Sicuri sono anche i contatti con il giurista Marco Mantova Benavides, il più munifico committente privato della Padova di allora, salutato dai contemporanei come “amico e mecenate di virtuosi, pittori e scultori”. Il dotto poligrafo, collezionista vorace, comprò dagli eredi di Agostino una non meglio precisata “figura” quando, dopo la morte dello scultore, il fondo della bottega fu venduto all’incanto. Nella collezione Mantova Benavides, peraltro, confluirono circa venti teste in stuccoforte, oggi presso il Museo di Scienze archeologiche e d’Arte dell’Università di Padova, alcune delle quali sembrano riconducibili ad Agostino e potrebbero essere identificate nei modelli in precedenza documentati nell’officina dell’artista.

Fra le opere più ricercate dai collezionisti c’erano proprio le teste di personaggi dell’antichità.

Le teste pseudo-antiche prodotte in Veneto erano molto richieste sia dal marcato interno sia da quello d’oltralpe. È un tema molto affascinante, che può essere approcciato in diversi modi. Simili sculture ci pongono davanti a una serie di domande, alle quali non sempre riusciamo a rispondere. Per esempio, a volte l’iconografia degli uomini antichi poteva divergere, nel Cinquecento, rispetto alle nostre conoscenze attuali. Questo è il caso di Tito Livio, di cui abbiamo già discusso; si può anche ricordare che il volto oggi associato al poeta greco Menandro veniva attribuito, nel XVI secolo, al condottiero romano Gneo Pompeo Magno. Non sempre è possibile ricostruire la catena di trasmissione dei soggetti. Per altro verso, alcune sculture prodotte a Padova e giunte fino a noi derivano puntualmente da prototipi antichi, come la testa in stuccoforte di Vitellio, legata al marmo appartenuto ai Grimani; altre teste, invece, sono delle libere creazioni rinascimentali, come il cosiddetto Milico, riconducibile allo Zoppo. Non è facile capire come nascessero queste ‘invenzioni’: forse rielaborando un prototipo antico; forse traendo ispirazione da una descrizione letteraria; o forse prendendo spunto da un profilo monetale. Attribuire questo genere di oggetti, infine, è molto difficile, anche perché in alcuni casi la produzione poteva essere velata da intenti fraudolenti, col fine di spacciare l’opera moderna per genuinamente antica.
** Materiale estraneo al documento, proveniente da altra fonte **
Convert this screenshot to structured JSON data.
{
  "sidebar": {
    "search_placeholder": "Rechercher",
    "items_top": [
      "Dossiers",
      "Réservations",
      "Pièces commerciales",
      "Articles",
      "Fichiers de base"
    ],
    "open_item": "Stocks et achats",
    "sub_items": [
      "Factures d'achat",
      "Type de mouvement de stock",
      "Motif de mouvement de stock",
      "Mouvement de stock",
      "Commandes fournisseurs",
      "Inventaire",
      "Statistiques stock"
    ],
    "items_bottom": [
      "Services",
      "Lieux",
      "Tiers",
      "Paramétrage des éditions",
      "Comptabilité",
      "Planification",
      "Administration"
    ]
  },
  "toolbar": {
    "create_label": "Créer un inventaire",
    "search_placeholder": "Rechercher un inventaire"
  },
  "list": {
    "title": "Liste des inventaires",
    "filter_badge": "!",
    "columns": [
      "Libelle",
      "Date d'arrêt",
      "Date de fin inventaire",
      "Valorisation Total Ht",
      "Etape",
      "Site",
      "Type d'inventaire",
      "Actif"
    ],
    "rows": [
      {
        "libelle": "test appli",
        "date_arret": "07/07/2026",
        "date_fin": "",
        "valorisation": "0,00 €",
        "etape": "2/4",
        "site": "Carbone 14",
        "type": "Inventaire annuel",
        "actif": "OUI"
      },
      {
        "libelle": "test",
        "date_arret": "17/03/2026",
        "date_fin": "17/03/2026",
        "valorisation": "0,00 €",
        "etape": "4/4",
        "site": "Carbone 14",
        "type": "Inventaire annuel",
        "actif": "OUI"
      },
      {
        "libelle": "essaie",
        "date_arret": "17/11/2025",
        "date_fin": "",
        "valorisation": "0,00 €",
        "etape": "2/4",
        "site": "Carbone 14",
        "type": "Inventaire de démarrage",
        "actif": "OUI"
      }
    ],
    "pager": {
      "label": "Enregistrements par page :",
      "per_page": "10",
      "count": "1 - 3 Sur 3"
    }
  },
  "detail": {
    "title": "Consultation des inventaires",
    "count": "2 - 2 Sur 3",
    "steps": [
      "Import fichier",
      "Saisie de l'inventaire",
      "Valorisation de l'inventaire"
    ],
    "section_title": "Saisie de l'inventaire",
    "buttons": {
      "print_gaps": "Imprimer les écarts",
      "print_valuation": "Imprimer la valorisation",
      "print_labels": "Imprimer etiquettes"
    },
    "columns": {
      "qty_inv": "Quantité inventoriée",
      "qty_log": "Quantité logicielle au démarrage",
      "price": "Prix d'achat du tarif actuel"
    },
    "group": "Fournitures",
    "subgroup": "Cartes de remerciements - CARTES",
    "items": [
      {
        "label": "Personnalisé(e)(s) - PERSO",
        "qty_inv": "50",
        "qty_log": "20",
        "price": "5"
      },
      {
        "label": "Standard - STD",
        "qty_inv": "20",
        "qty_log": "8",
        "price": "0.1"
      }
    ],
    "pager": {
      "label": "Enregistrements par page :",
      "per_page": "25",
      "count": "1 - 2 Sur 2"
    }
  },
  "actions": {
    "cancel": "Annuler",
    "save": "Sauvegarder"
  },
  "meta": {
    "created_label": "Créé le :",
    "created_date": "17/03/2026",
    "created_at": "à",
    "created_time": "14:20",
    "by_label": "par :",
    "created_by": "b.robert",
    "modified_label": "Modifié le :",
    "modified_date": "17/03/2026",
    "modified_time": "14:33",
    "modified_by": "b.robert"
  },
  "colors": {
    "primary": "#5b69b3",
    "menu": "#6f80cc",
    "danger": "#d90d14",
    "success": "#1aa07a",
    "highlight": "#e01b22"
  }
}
In ogni caso Agostino fu molto apprezzato come autore di teste pseudo-antiche: lo assicurano le fonti d’archivio. In questo contesto è molto importante la vicenda delle teste in stuccoforte appartenute a Mantova Benavides, che abbiamo detto confluite nel patrimonio del Museo di Scienze archeologiche e d’Arte dell’Università di Padova. Esse assolvevano diverse funzioni: erano modelli di bottega; potevano essere impiegate come oggetti decorativi, sulle scansie o nelle nicchie di un palazzo privato; erano matrici dalle quali ricavare potenzialmente infinite repliche in bronzo. Per questo genere di oggetti, le ultime due funzioni sono attestate da lettere prodotte nell’ambito del collezionismo antiquario bavarese. Non è allora un caso che alcune repliche in bronzo delle teste Mantova Benavides si conservino presso il Bayerisches Nationalmuseum di Monaco. Il Veneto e la Germania erano collegati da una rete di agenti e intermediari, e di questa congiuntura approfittò senza dubbio anche Agostino.
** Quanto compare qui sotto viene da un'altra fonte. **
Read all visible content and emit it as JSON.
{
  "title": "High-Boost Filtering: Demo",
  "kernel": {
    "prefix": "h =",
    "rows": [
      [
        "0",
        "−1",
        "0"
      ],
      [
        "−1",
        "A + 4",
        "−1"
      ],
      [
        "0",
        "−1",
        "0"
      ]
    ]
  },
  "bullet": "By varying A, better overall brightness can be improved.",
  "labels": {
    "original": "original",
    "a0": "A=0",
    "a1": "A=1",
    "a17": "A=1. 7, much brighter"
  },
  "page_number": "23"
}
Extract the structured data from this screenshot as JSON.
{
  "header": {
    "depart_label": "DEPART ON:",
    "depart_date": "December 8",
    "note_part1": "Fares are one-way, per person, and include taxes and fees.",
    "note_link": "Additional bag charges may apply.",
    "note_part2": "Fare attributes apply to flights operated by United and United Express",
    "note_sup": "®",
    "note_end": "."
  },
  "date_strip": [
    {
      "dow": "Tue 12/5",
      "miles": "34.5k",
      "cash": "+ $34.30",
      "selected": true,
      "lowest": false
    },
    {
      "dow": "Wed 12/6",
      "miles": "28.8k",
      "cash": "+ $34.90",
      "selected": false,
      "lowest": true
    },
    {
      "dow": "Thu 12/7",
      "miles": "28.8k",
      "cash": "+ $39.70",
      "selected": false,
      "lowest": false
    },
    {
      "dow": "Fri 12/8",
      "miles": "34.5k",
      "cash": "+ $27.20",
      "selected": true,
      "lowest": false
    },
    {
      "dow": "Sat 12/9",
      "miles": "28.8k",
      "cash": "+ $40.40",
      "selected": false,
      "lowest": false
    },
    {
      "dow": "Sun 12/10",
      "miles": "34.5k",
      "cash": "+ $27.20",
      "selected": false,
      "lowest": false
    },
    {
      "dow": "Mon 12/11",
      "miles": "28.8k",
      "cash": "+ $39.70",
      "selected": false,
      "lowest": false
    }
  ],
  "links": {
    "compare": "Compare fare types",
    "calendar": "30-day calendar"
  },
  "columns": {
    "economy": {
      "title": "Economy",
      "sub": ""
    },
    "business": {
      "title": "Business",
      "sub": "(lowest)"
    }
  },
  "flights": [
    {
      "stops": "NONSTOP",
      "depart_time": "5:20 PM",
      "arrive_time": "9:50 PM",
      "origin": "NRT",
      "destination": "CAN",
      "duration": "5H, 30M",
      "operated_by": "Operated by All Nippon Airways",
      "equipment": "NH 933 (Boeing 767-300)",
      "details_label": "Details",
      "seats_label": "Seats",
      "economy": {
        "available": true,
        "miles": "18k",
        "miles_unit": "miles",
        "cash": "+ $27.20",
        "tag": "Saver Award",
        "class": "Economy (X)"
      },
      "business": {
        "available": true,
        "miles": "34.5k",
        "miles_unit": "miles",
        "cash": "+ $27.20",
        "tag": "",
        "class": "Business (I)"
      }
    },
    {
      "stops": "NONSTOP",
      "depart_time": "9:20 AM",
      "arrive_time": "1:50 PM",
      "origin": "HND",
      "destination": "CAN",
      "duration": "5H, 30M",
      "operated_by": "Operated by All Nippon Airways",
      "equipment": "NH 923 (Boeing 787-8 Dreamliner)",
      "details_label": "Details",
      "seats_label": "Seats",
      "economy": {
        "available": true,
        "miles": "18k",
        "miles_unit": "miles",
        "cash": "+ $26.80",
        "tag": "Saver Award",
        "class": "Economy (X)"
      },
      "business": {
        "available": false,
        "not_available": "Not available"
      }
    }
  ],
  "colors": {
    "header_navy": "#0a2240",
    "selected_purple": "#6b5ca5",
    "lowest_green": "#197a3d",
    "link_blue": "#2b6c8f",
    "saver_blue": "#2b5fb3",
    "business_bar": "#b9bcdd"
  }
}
Infine l’ultima tipologia di sculture in cui si cimenta Agostino Zoppo sono i cosiddetti ‘busti all’antica’. È un particolare tipo di sculture che si diffonde in tutta Italia verso la metà del Cinquecento con varianti da città a città. In cosa si caratterizza la tipologia padovana?

Contrariamente alla vicinissima Venezia, Padova fu sempre molto ricca di busti, fin dall’età medievale: in quanto città universitaria, le sue chiese erano ricche di monumenti funerari dotati di una imago cathedrata, e cioè di quel ritratto nel quale il lettore universitario è effigiato, spesso a mezzobusto, mentre svolge la lezione, o comunque mentre è nello studio, immerso fra gli strumenti del suo mestiere (il calamo, la scansia, il libro). Dopo la metà del Cinquecento, e a partire dal Cenotafio di Pietro Bembo nella Basilica del Santo, realizzato da Danese Cataneo entro il 1550, questa iconografia scomparve per lasciare il posto al busto all’antica, un tipo di ritratto che aveva già fatto la sua comparsa in altre realtà territoriali (Mantova, Bologna, Firenze, Roma, Napoli…). Il retro della scultura si presentava adesso cavo, e la profilatura, tondeggiante, veniva adagiata su un peduccio: proprio come nei busti antichi. Il nuovo tipo si diffuse a Padova sia entro i monumenti funerari, sia nei palazzi privati.

In modo un po’ schematico, le peculiarità dei busti padovani della seconda metà del Cinquecento si possono riassumere in quattro punti: spesso questi ritratti sono in terracotta o in bronzo, in accordo con la gloriosa tradizione fittile e toreutica cittadina; quasi mai presentano il paludamento all’antica, mentre vi riscontriamo una fresca descrizione dell’abito contemporaneo; contrariamente agli ammonimenti di certa trattatistica, poi, i difetti fisici dell’effigiato non sono nobilitati, ma anzi vengono presentati in modo piuttosto schietto; spesso, infine, l’impaginazione del busto si rifà al ritratto bronzeo di Lazzaro Bonamico, realizzato da Danese Cataneo verso il 1554 (esplicitamente indicato da un committente patavino come opera esemplare ancora nel 1605).

Alcune di queste sculture sono approdate oltre Manica, e molte oltre Oceano: è interessante che i più grandi conoscitori del secolo scorso, da Wilhelm Bode a Leo Planiscig, da Ulrich Middeldorf a John Pope-Hennessy, le abbiano etichettate come “veneziane”. Solo negli ultimi vent’anni, grazie anche al confronto con le opere tutt’ora custodite nelle chiese patavine, è stato possibile riconoscerle come “padovane”. La città universitaria presenta insomma una sua specificità in questo campo, che ora siamo in grado di mettere a fuoco.